- Cover of the first Japanese volume of Monkey High! as published by Shogakukan

サルヤマっ! (Saruyama!)
- Genre: Comedy, romance
- Written by: Shouko Akira [ja]
- Published by: Shogakukan
- English publisher: NA: Viz Media;
- Magazine: Deracomi Betsucomi
- Original run: 2004 – February 2008
- Volumes: 8

= Monkey High! =

Japanese shōjo manga series by Shouko Akira

Monkey High! (サルヤマっ!, Saruyama!) is a Japanese shōjo manga series written and illustrated by Shouko Akira. It was first serialized in Shogakukan's Deracomi magazine, starting in 2004. It transferred to Betsucomi magazine in the October 2005 issue (released in September) and ran until its conclusion in the March 2008 issue (released in February). Shogakukan later collected the individual chapters into eight bound volumes under the Flower Comics imprint. Viz Media licensed the series for an English-language release in North America.

==Synopsis==
After her politician father is disgraced by a scandal, Haruna Aizawa transfers to a new high school. Haruna thinks that school life is just like a monkey mountain—all the monkeys form cliques, get into fights, and get back together again. The school she just transferred to is no exception. There's even a boy called Macharu who reminds her of a baby monkey.

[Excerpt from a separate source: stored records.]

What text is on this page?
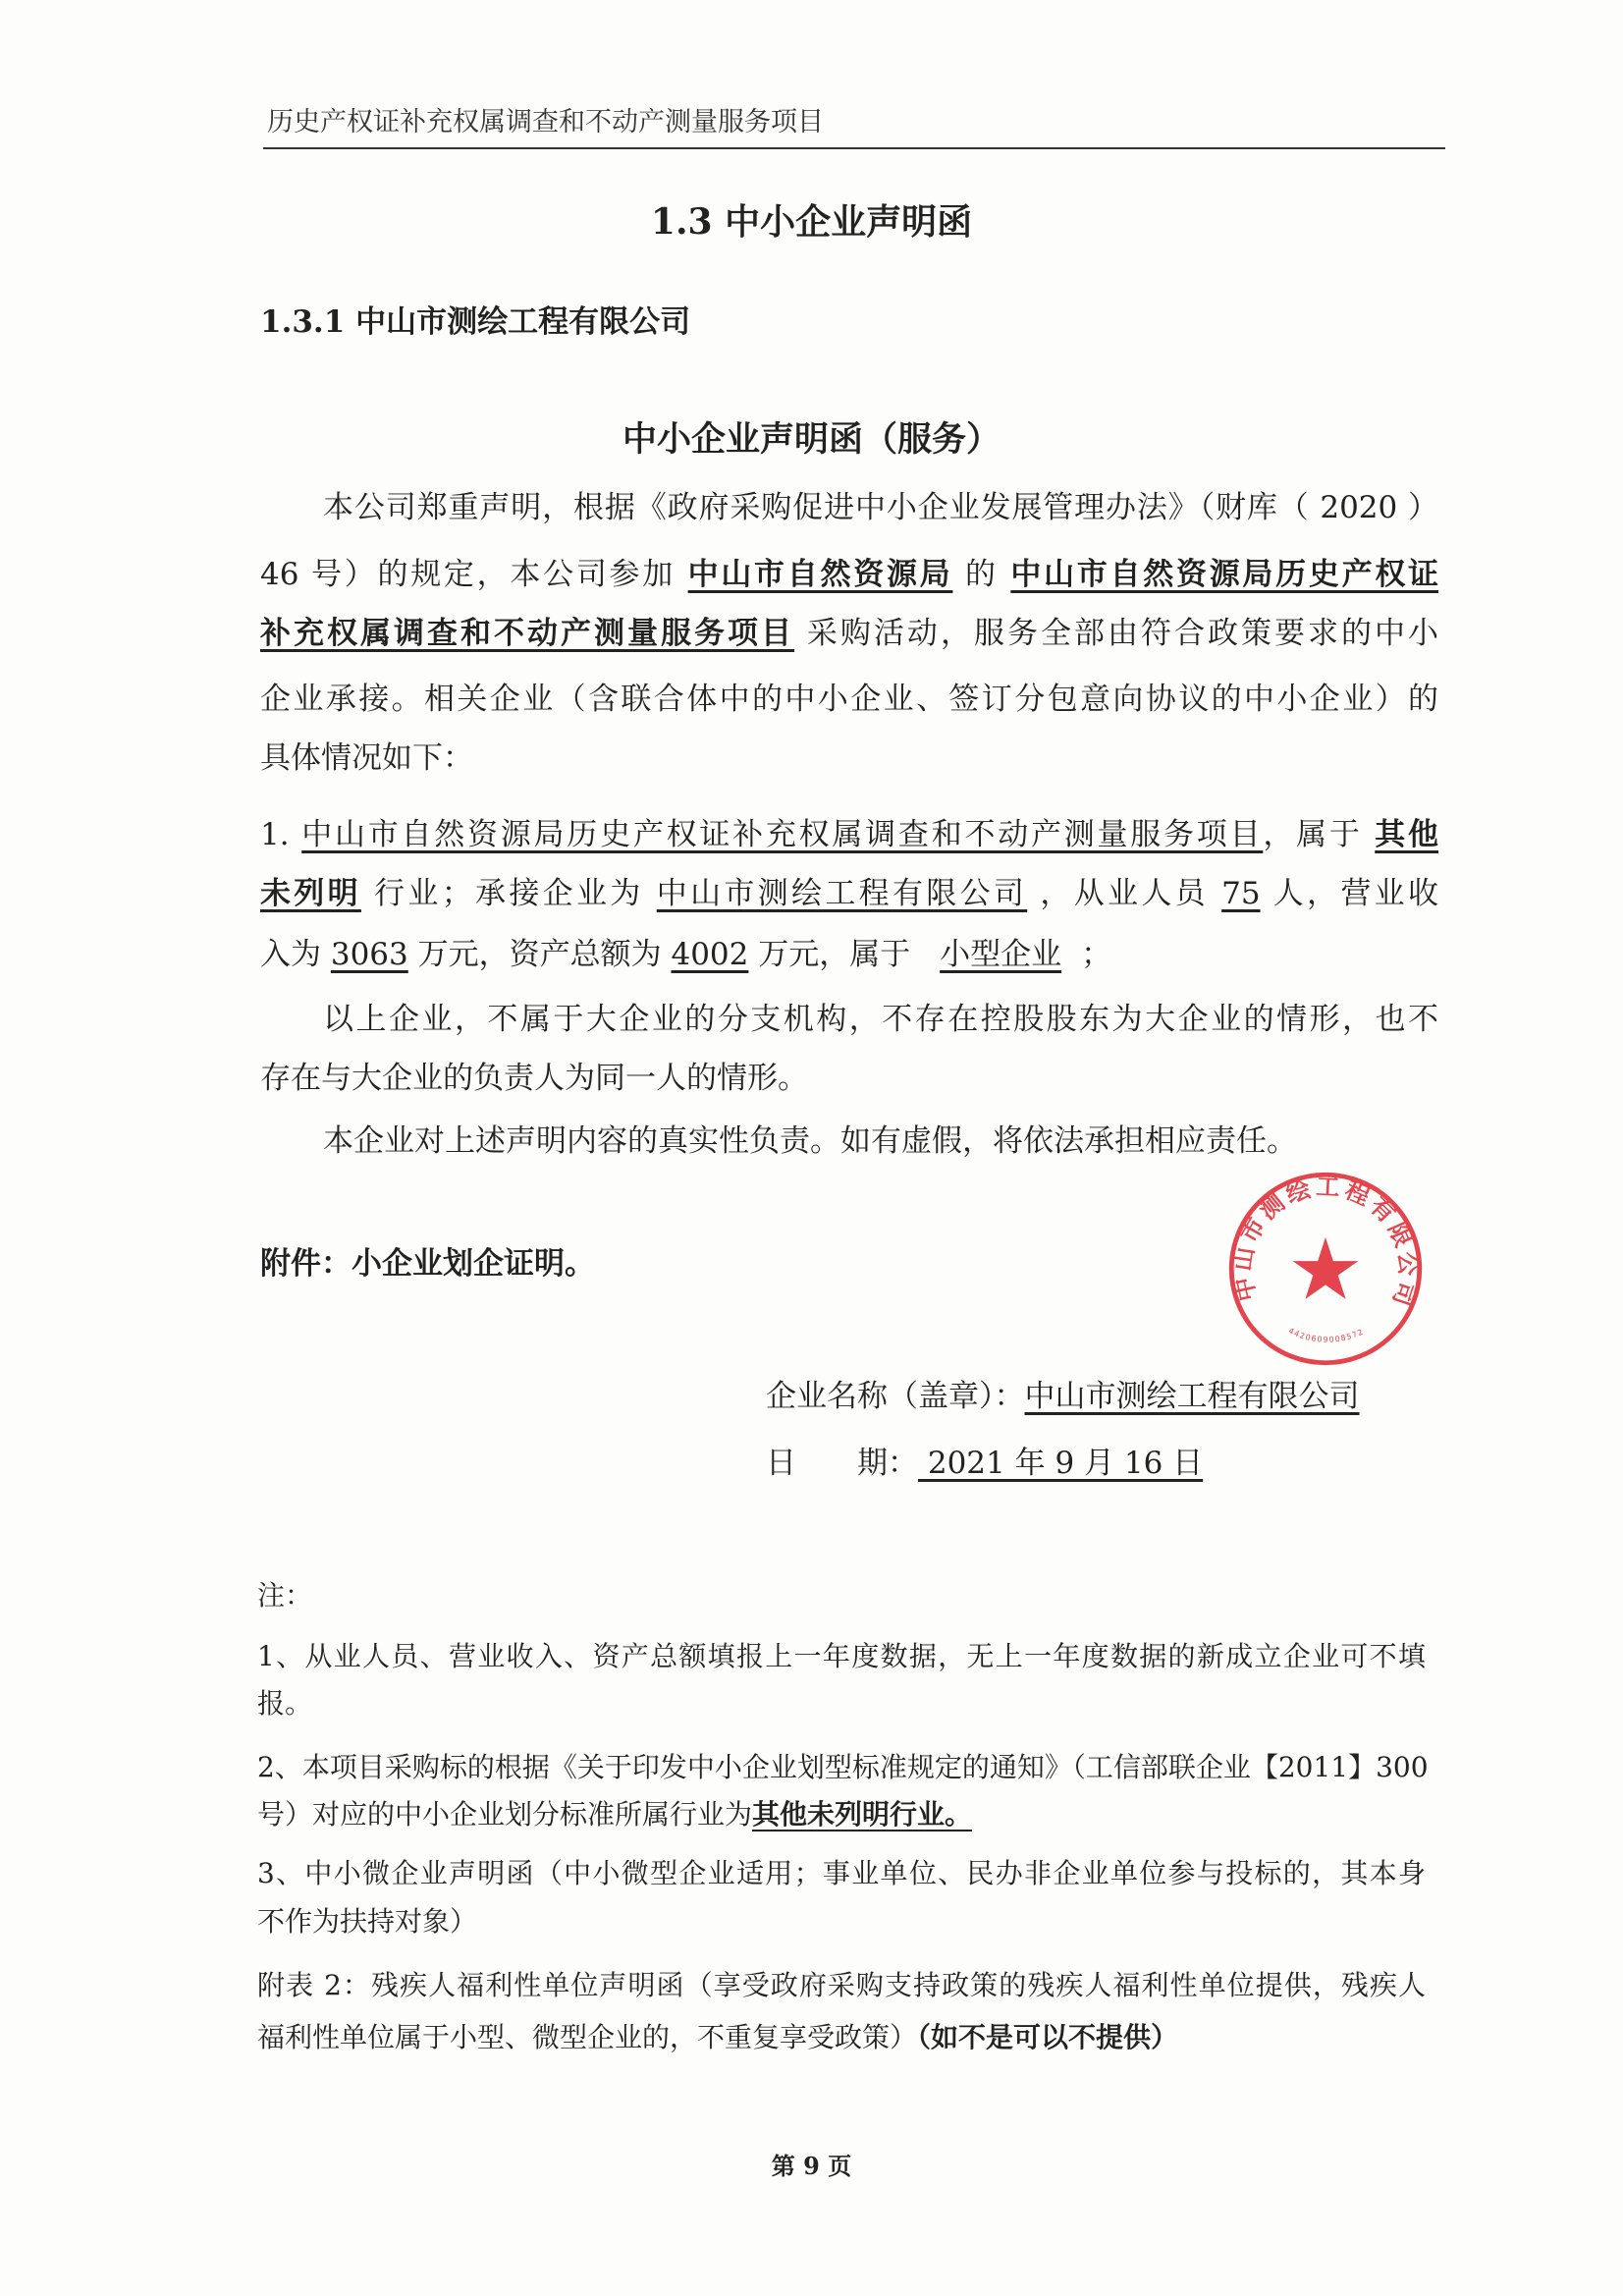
历史产权证补充权属调查和不动产测量服务项目
1.3 中小企业声明函
1.3.1 中山市测绘工程有限公司
中小企业声明函（服务）
本公司郑重声明，根据《政府采购促进中小企业发展管理办法》（财库（ 2020 ）
46 号）的规定，本公司参加 中山市自然资源局 的 中山市自然资源局历史产权证
补充权属调查和不动产测量服务项目 采购活动，服务全部由符合政策要求的中小
企业承接。相关企业（含联合体中的中小企业、签订分包意向协议的中小企业）的
具体情况如下：
1. 中山市自然资源局历史产权证补充权属调查和不动产测量服务项目，属于 其他
未列明 行业；承接企业为 中山市测绘工程有限公司 ，从业人员 75 人，营业收
入为 3063 万元，资产总额为 4002 万元，属于 小型企业 ；
以上企业，不属于大企业的分支机构，不存在控股股东为大企业的情形，也不
存在与大企业的负责人为同一人的情形。
本企业对上述声明内容的真实性负责。如有虚假，将依法承担相应责任。
附件：小企业划企证明。
企业名称（盖章）：中山市测绘工程有限公司
日　　期： 2021 年 9 月 16 日
中山市测绘工程有限公司
4420609008572
注：
1、从业人员、营业收入、资产总额填报上一年度数据，无上一年度数据的新成立企业可不填
报。
2、本项目采购标的根据《关于印发中小企业划型标准规定的通知》（工信部联企业【2011】300
号）对应的中小企业划分标准所属行业为其他未列明行业。
3、中小微企业声明函（中小微型企业适用；事业单位、民办非企业单位参与投标的，其本身
不作为扶持对象）
附表 2：残疾人福利性单位声明函（享受政府采购支持政策的残疾人福利性单位提供，残疾人
福利性单位属于小型、微型企业的，不重复享受政策）（如不是可以不提供）
第 9 页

It's hard enough fitting in at a new school while dealing with family problems. Will Haruna remain jaded and distance herself from everyone around her? Or will Macharu win her over with his monkey magic?

==Characters==
- Haruna Aizawa is the new transfer student. She transferred out of her old school because her father was involved in a political scandal. At first, she is very reserved and condescending to her fellow peers, comparing them to monkeys. She quickly ends up falling for Masaru, and even when they begin dating, she likes to deny her feelings for him due to embarrassment.
- Masaru "Macharu" Yamashita is a goofy boy that attends Haruna's new school. He is often referred to as the "Baby Monkey" because of his personality and appearance. He is very close with Atsu. Macharu's family runs a produce store, which keeps both of his parents busy. His little sister, Misato, resembles him closely. He quickly falls for Haruna. The two eventually begin dating. Masaru thinks that he will marry Haruna one day; he is so sure about this that he told her father.
- Atsuyuki Kidao is a classmate and friend of both Haruna and Masaru. He is the student council president and is popular with the girls. Though he seems like a player, Atsu is very kind and caring, often helping Masaru and Haruna make up when they fight. Later on, however, he seems to develop feelings for Haruna, though he doesn't act on it until later in the story. He often teases Masaru. His family runs a beauty salon.
- Chika is a classmate. She attended middle school with Haruna where she was the captain of the girls' basketball team. Chika greatly admires Haruna, resulting in her thinking Masaru isn't good enough for Haruna. Chika joins the student council with Atsu.
- Kobuhei is a classmate. He is seen as comical as others often tease him because he is really fat. Though he doesn't have good looks, Kobuhei is talented in singing, even joining a band and getting gigs.

==Reception==
Theron Martin at Anime News Network comments on the author's depiction of both the male and female lead having the same height. Manga Life's Ysabet Reinhardt MacFarlane commends the author for "contrasting the emotional moments and the hectic school scenes". Comics Worth Reading's Johanna Draper Carlson comments on the manga's uniqueness in the shōjo genre.